Hmmm film może być ciekawy. Napewno ściągnę.
Aton, filmy się kupuje, a nie ściąga.
Co do filmu. Nic nowego. Chyba każdy, kto chodził do gimnazjum (a nawet podstawówki) wie, że zawsze znajdą się takie dziewczyny, które będą chciały pokazać pępek, brzuch, uda...Tak samo jak i chłopacy, którzy chcą się popisać mięśniami, bieganiem czy wlaniem komuś.
To nie jest chyba wina szkolnictwa. To nie jest też wina tego z kim dana osoba się zadaje. To kwestia wychowania.
Mnie uczono, żebym popatrzył sobie czasami na pijaków leżących na ulicy i żebraków. Uczono, że to wynik lenistwa, braku szacunku, chamstwa i głupoty.
Wszyscy Ci co tak mówili mieli rację. Można obracać się w nawet najgorszym towarzystwie, a jednak nie zmarginalizować się. Grunt w tym, żeby wiedzieć czego się chce od życia i do tego dążyć. Problem w tym, że nastolatkom narzuca się dokonywanie ważnych decyzji wiedząc jednocześnie, że nie mają oni pojęcia o tym co ich otacza. Powoduje to zagubienie się w życiu i stwierdzenie przez nich "pier**le".
Trzeba jednak też umieć dobierać towarzystwo. Niestety to z kolei powoduje powstawanie swoistych gett i segregacji. Sam miałem okazję zaliczać się do tzw. "elity" klasowej i szkolnej. Najlepsze oceny, pochwały nauczycieli, inteligentne towarzystwo. Fakt faktem, potrafiliśmy dobrze się zachować, ale jednocześnie widzieliśmy tych "złych". Palili, uprawiali seks, pili alkohol,byli spisywani przez policję (wg. nich psów) , może nawet ćpali ( tak przynajmniej się przechwalili).
To dodatkowo motywowało nas do tego, że się od nich odciąć. Nie chcieliśmy mieć z nimi nic do czynienia, mimo to czasami ze sobą rozmawialiśmy.

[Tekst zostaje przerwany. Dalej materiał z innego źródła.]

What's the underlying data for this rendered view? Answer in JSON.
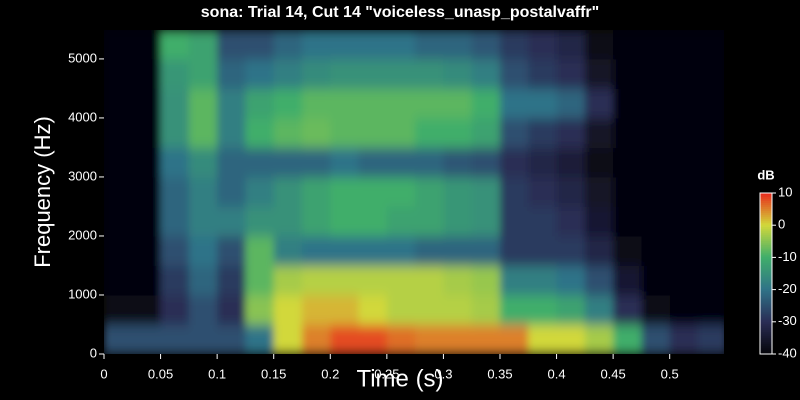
{
  "chart_data": {
    "type": "heatmap",
    "title": "sona: Trial 14, Cut 14 \"voiceless_unasp_postalvaffr\"",
    "x_label": "Time (s)",
    "y_label": "Frequency (Hz)",
    "colorbar_label": "dB",
    "xlim": [
      0,
      0.548
    ],
    "ylim": [
      0,
      5490
    ],
    "xticks": [
      0,
      0.05,
      0.1,
      0.15,
      0.2,
      0.25,
      0.3,
      0.35,
      0.4,
      0.45,
      0.5
    ],
    "yticks": [
      0,
      1000,
      2000,
      3000,
      4000,
      5000
    ],
    "clim": [
      -40,
      10
    ],
    "cticks": [
      -40,
      -30,
      -20,
      -10,
      0,
      10
    ],
    "colorscale": [
      "#05050a",
      "#2a2d55",
      "#2f7388",
      "#3fae6a",
      "#d2d83a",
      "#e8281c"
    ],
    "xbins": [
      0,
      0.025,
      0.05,
      0.075,
      0.1,
      0.125,
      0.15,
      0.175,
      0.2,
      0.225,
      0.25,
      0.275,
      0.3,
      0.325,
      0.35,
      0.375,
      0.4,
      0.425,
      0.45,
      0.475,
      0.5,
      0.525,
      0.55
    ],
    "ybins": [
      0,
      500,
      1000,
      1500,
      2000,
      2500,
      3000,
      3500,
      4000,
      4500,
      5000,
      5500
    ],
    "z": [
      [
        -25,
        -25,
        -25,
        -25,
        -25,
        -20,
        0,
        5,
        8,
        8,
        6,
        5,
        5,
        5,
        5,
        0,
        0,
        -3,
        -10,
        -25,
        -30,
        -28
      ],
      [
        -38,
        -38,
        -30,
        -25,
        -30,
        -5,
        0,
        2,
        2,
        0,
        -2,
        -2,
        -2,
        -3,
        -10,
        -10,
        -12,
        -18,
        -30,
        -38,
        -40,
        -40
      ],
      [
        -40,
        -40,
        -28,
        -22,
        -28,
        -8,
        -3,
        -2,
        -2,
        -2,
        -2,
        -2,
        -3,
        -4,
        -18,
        -18,
        -20,
        -25,
        -35,
        -40,
        -40,
        -40
      ],
      [
        -40,
        -40,
        -25,
        -20,
        -25,
        -8,
        -18,
        -20,
        -20,
        -20,
        -20,
        -22,
        -22,
        -22,
        -28,
        -28,
        -28,
        -32,
        -38,
        -40,
        -40,
        -40
      ],
      [
        -40,
        -40,
        -22,
        -18,
        -18,
        -15,
        -15,
        -12,
        -10,
        -10,
        -12,
        -12,
        -14,
        -15,
        -28,
        -28,
        -30,
        -35,
        -40,
        -40,
        -40,
        -40
      ],
      [
        -40,
        -40,
        -22,
        -18,
        -22,
        -18,
        -15,
        -12,
        -10,
        -10,
        -10,
        -12,
        -14,
        -15,
        -28,
        -30,
        -32,
        -36,
        -40,
        -40,
        -40,
        -40
      ],
      [
        -40,
        -40,
        -20,
        -16,
        -22,
        -22,
        -22,
        -22,
        -20,
        -22,
        -22,
        -22,
        -24,
        -25,
        -30,
        -32,
        -34,
        -38,
        -40,
        -40,
        -40,
        -40
      ],
      [
        -40,
        -40,
        -15,
        -8,
        -18,
        -10,
        -8,
        -7,
        -8,
        -8,
        -8,
        -10,
        -10,
        -12,
        -25,
        -28,
        -30,
        -36,
        -40,
        -40,
        -40,
        -40
      ],
      [
        -40,
        -40,
        -15,
        -8,
        -18,
        -12,
        -10,
        -8,
        -8,
        -8,
        -8,
        -8,
        -8,
        -10,
        -20,
        -20,
        -22,
        -30,
        -40,
        -40,
        -40,
        -40
      ],
      [
        -40,
        -40,
        -14,
        -12,
        -22,
        -20,
        -18,
        -16,
        -15,
        -15,
        -15,
        -15,
        -16,
        -18,
        -25,
        -28,
        -30,
        -36,
        -40,
        -40,
        -40,
        -40
      ],
      [
        -40,
        -40,
        -10,
        -12,
        -25,
        -25,
        -22,
        -20,
        -20,
        -20,
        -20,
        -22,
        -22,
        -24,
        -28,
        -30,
        -32,
        -38,
        -40,
        -40,
        -40,
        -40
      ]
    ]
  }
}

Myślę, że głównie dlatego, że znaliśmy się już z wcześniejszych lat. Lat w któryvh "oni" zdawali się być "normalni" czyli tacy jak my. Gorzej się uczący, ale jednak. Im dłużej z nimi (a szczególnie z nią) rozmawiałem, tym bardziej byłem przerażony tym co słyszę. Puszczanie się na prawo i lewo, libacje, urwane filmy, koka, myśli samobójcze...Pytałem dlaczego?

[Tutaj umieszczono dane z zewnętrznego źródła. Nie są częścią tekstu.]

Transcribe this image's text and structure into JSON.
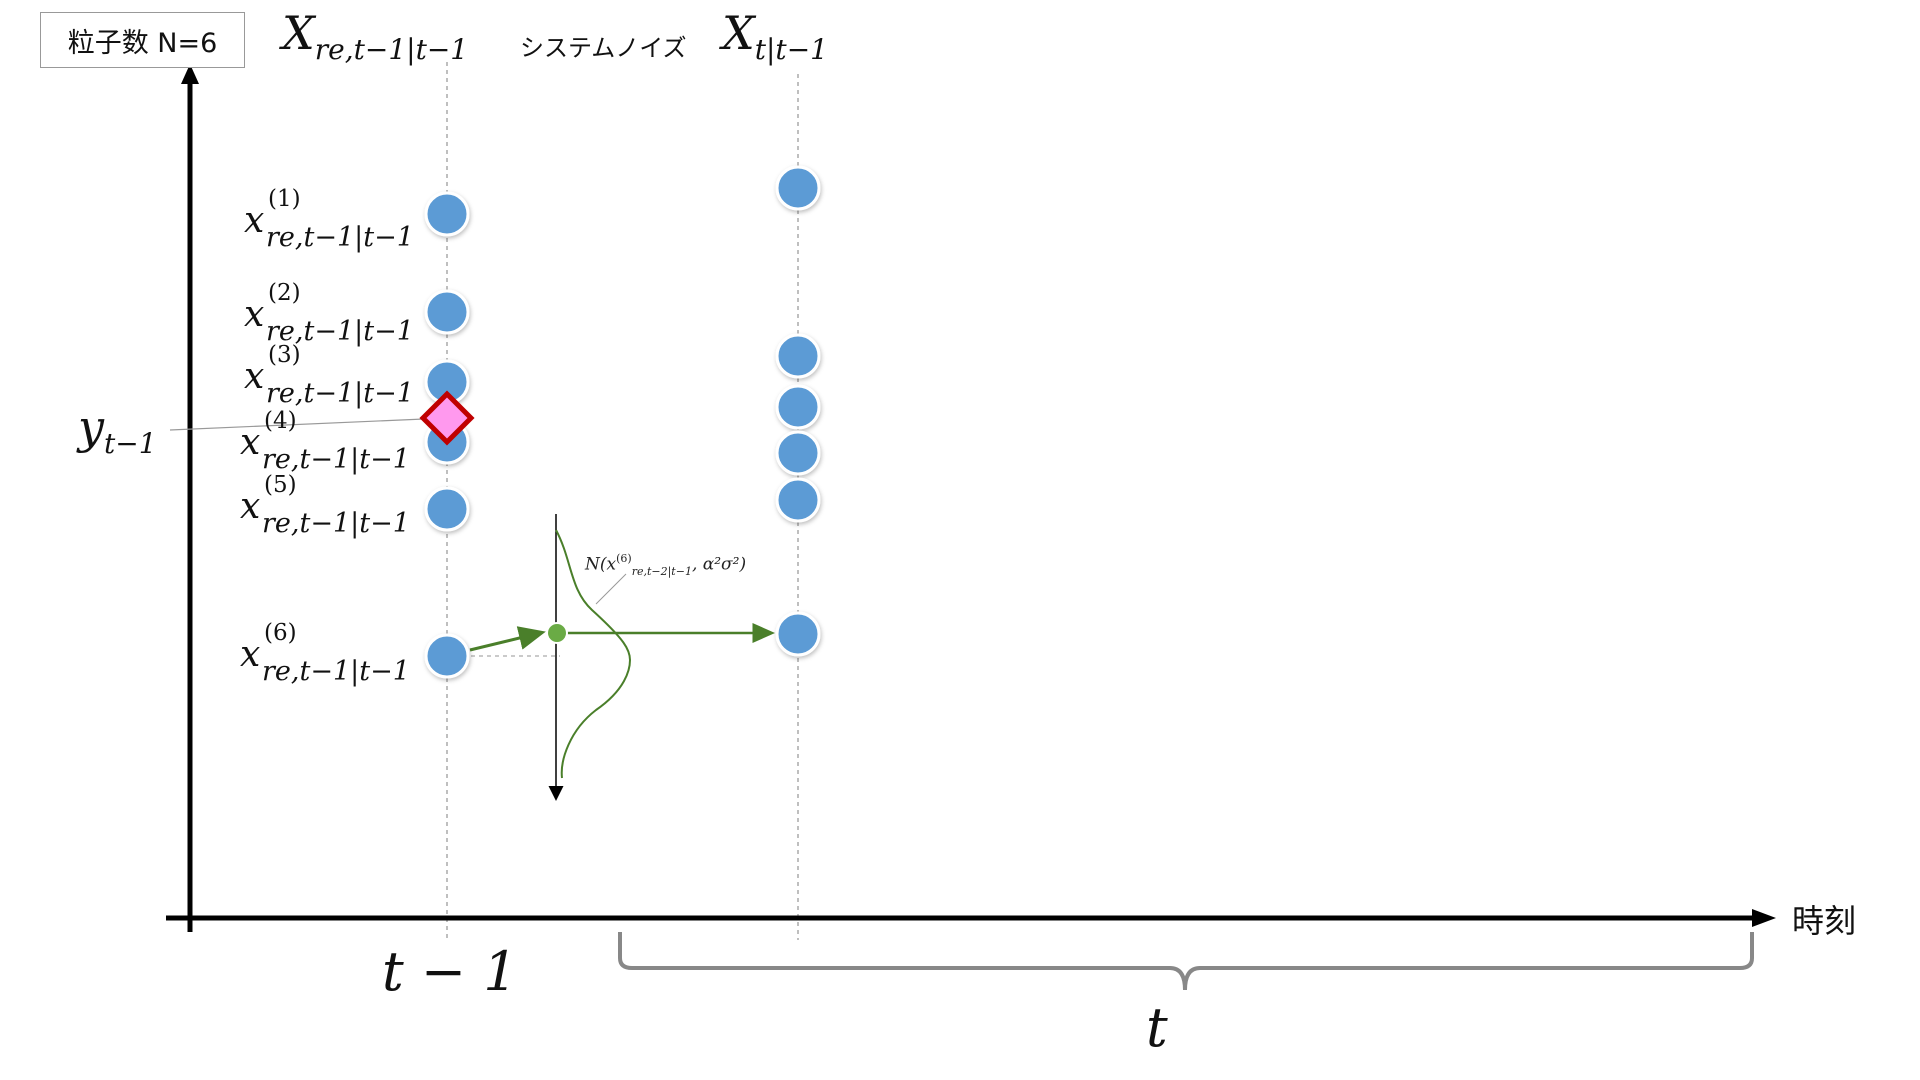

Dlaczego ona nie chce być taka jak my, nie chce się uczyć, chodzi na czarno (myśli, że jest metalem), olewa wszystkich dookoła oprócz "przyjaciół".
Twierdziła, że to i tak jest bez sensu, nie wie co robi na świecie, myśli, że jest winna separacji rodziców. Rodziców, którzy początkowo dawali jej normalne życie dziecka. Własny pokój, lalki, wycieczki...

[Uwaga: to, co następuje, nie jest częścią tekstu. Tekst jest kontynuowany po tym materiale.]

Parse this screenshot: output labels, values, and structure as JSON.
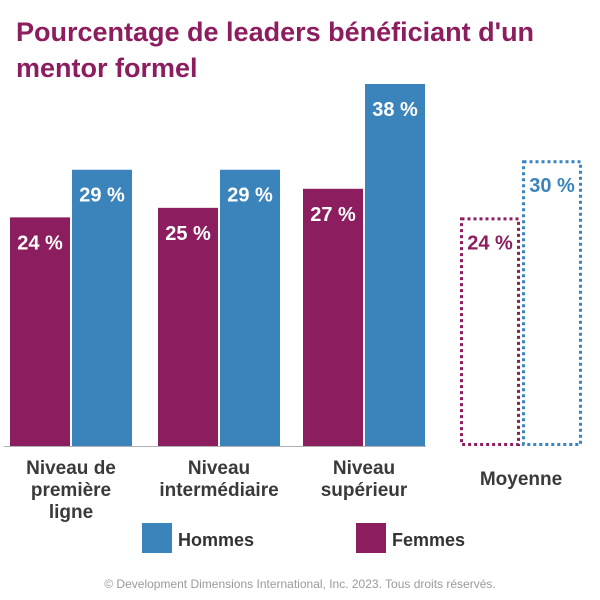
{
  "chart_data": {
    "type": "bar",
    "title": "Pourcentage de leaders bénéficiant d'un mentor formel",
    "categories": [
      "Niveau de première ligne",
      "Niveau intermédiaire",
      "Niveau supérieur",
      "Moyenne"
    ],
    "category_lines": [
      [
        "Niveau de",
        "première",
        "ligne"
      ],
      [
        "Niveau",
        "intermédiaire"
      ],
      [
        "Niveau",
        "supérieur"
      ],
      [
        "Moyenne"
      ]
    ],
    "series": [
      {
        "name": "Femmes",
        "values": [
          24,
          25,
          27,
          24
        ],
        "value_labels": [
          "24 %",
          "25 %",
          "27 %",
          "24 %"
        ],
        "color": "#8c1d5f"
      },
      {
        "name": "Hommes",
        "values": [
          29,
          29,
          38,
          30
        ],
        "value_labels": [
          "29 %",
          "29 %",
          "38 %",
          "30 %"
        ],
        "color": "#3a84bb"
      }
    ],
    "average_category_style": "dotted-outline",
    "ylim": [
      0,
      38
    ],
    "grid": false,
    "legend_placement": "bottom",
    "xlabel": "",
    "ylabel": ""
  },
  "legend": [
    {
      "label": "Hommes",
      "color": "#3a84bb"
    },
    {
      "label": "Femmes",
      "color": "#8c1d5f"
    }
  ],
  "footer": {
    "copyright": "© Development Dimensions International, Inc. 2023. Tous droits réservés."
  }
}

Wielu mówiło, że wpadła w złe towarzystwo...a ja twierdzę, że szukała swojego miejsca w świecie i nie potrafiła się wrócić. Zabrakło jej dyscypliny ze strony rodziców, którzy dali jej przesadnie liberalne życie. Pozwoli najpierw swojej jedynaczce na spóźnianie się do domu. Pyskowanie. Coraz gorsze oceny...Do czego to doprowadziło już pisałem.
Nie wiem, czy te dziewczyny zdają sobie sprawę z tego co robią. Pewnie myślą, że się podobają chłopakom i są cool. No cóż...być może, ale na pewno nie mnie! Co jak co, ale kiedy ja widzę, za przeproszeniem, głupią "ku**ę" na ulicy, która poza pokazaniem tyłka i nóg nie ma nic innego do zaprezentowania, żal mi jej. Ja wolę, dziewczynę normalną, myślącą, z zawodowymi pasjami, zainteresowaniami i ideami. Nie musi mieć wielkich "zachęcaczy". Musi po prostu myśleć, jak powinien każdy kroczący po tej planecie człowiek.